Brain Injuries: New Study Finds Fewer People Recover From Post-Concussive Syndrome
The April 2017 issue of the Journal of Neurotrauma reports on a new study about post-concussion syndrome.
The study followed 110 patients who had post-concussive syndrome symptoms for more than three months, and the findings were stunning. Of those patients, only 27% made a full recovery. Of the 27% who made a recovery, 67% made a recovery within the first year. And no one who had symptoms over three years ever made a complete recovery.
For those groups that didn’t recover, the continuing symptoms (in order of frequency) were:
- Difficulty concentrating
- Dazed/don’t feel right/in a fog
- Pressure in the head
- Sensitivity to light
- Difficulty remembering events
- Neck pain
- Sensitivity to noise
- Insomnia/sleep disturbance
- Feeling slowed down
- Noise in the ears
- Vision changes
- More emotional
- Increased sensitivity to alcohol
- Personality changes
- Vivid dreams
- Panic attacks
- Stomach ache
- Loss of appetite
- Slurred speech
These findings are significant to our brain injury cases.
Most insurance companies argue that brain injuries typically heal themselves and symptoms disappear after six months or a year. The insurance companies use that argument to reduce the value of the claim.

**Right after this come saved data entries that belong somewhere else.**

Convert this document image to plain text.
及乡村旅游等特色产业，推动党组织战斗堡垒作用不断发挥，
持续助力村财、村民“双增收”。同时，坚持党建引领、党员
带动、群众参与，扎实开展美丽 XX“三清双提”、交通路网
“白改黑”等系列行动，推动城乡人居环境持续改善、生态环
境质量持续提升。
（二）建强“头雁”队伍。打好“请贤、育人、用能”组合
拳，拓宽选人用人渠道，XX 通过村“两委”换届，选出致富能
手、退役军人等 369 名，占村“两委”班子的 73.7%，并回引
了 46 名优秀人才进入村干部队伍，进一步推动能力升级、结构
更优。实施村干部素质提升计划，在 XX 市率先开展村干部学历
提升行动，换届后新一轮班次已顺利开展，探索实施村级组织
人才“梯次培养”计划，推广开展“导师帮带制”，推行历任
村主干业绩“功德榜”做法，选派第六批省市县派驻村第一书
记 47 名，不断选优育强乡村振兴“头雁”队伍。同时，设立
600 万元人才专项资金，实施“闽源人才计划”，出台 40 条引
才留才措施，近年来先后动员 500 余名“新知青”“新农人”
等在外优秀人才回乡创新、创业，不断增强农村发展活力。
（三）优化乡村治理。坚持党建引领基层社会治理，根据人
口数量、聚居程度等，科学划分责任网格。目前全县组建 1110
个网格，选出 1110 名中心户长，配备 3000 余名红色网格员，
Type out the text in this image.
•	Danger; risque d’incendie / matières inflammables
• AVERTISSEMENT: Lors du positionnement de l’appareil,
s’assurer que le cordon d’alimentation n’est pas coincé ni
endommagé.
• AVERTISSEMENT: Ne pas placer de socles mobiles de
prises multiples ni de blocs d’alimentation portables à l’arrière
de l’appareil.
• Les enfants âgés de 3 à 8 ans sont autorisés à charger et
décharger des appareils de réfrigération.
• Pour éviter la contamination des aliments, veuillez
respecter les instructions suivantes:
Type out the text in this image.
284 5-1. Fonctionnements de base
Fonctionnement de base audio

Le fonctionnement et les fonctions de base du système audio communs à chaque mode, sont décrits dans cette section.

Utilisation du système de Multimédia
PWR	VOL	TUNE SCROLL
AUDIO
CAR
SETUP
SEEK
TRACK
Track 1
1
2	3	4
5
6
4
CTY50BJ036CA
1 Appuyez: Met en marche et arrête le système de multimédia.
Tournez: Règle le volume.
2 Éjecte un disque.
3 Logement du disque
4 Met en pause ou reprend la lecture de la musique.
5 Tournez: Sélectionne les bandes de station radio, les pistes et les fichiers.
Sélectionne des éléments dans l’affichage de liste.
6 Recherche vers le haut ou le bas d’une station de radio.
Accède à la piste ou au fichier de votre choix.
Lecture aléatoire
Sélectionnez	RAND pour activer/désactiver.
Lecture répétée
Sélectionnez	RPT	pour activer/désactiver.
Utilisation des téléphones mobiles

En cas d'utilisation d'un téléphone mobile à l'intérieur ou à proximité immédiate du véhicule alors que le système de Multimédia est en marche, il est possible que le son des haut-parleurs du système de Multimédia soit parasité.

This study refutes that. If a client has had symptoms lasting more than three months, then this study is evidence that the client will likely never make a full recovery. Obviously, if an injury is permanent then the value of the case is higher.
The study is also interesting because it has a good list of symptoms of a brain injury. It’s important for people to know these symptoms to help them recognize when they might have a brain injury.
Another interesting fact was the distribution of the symptoms. Generally, post concussion syndrome has three classes of symptoms:
- Cognitive symptoms — affect your thinking
- Affective symptoms — affect your mood (depression, irritability, etc)
- Somatic symptoms — separate symptoms (headaches, light sensitivity, etc).
The study found that the persisting symptoms were quite evenly distributed between the three classes of symptoms.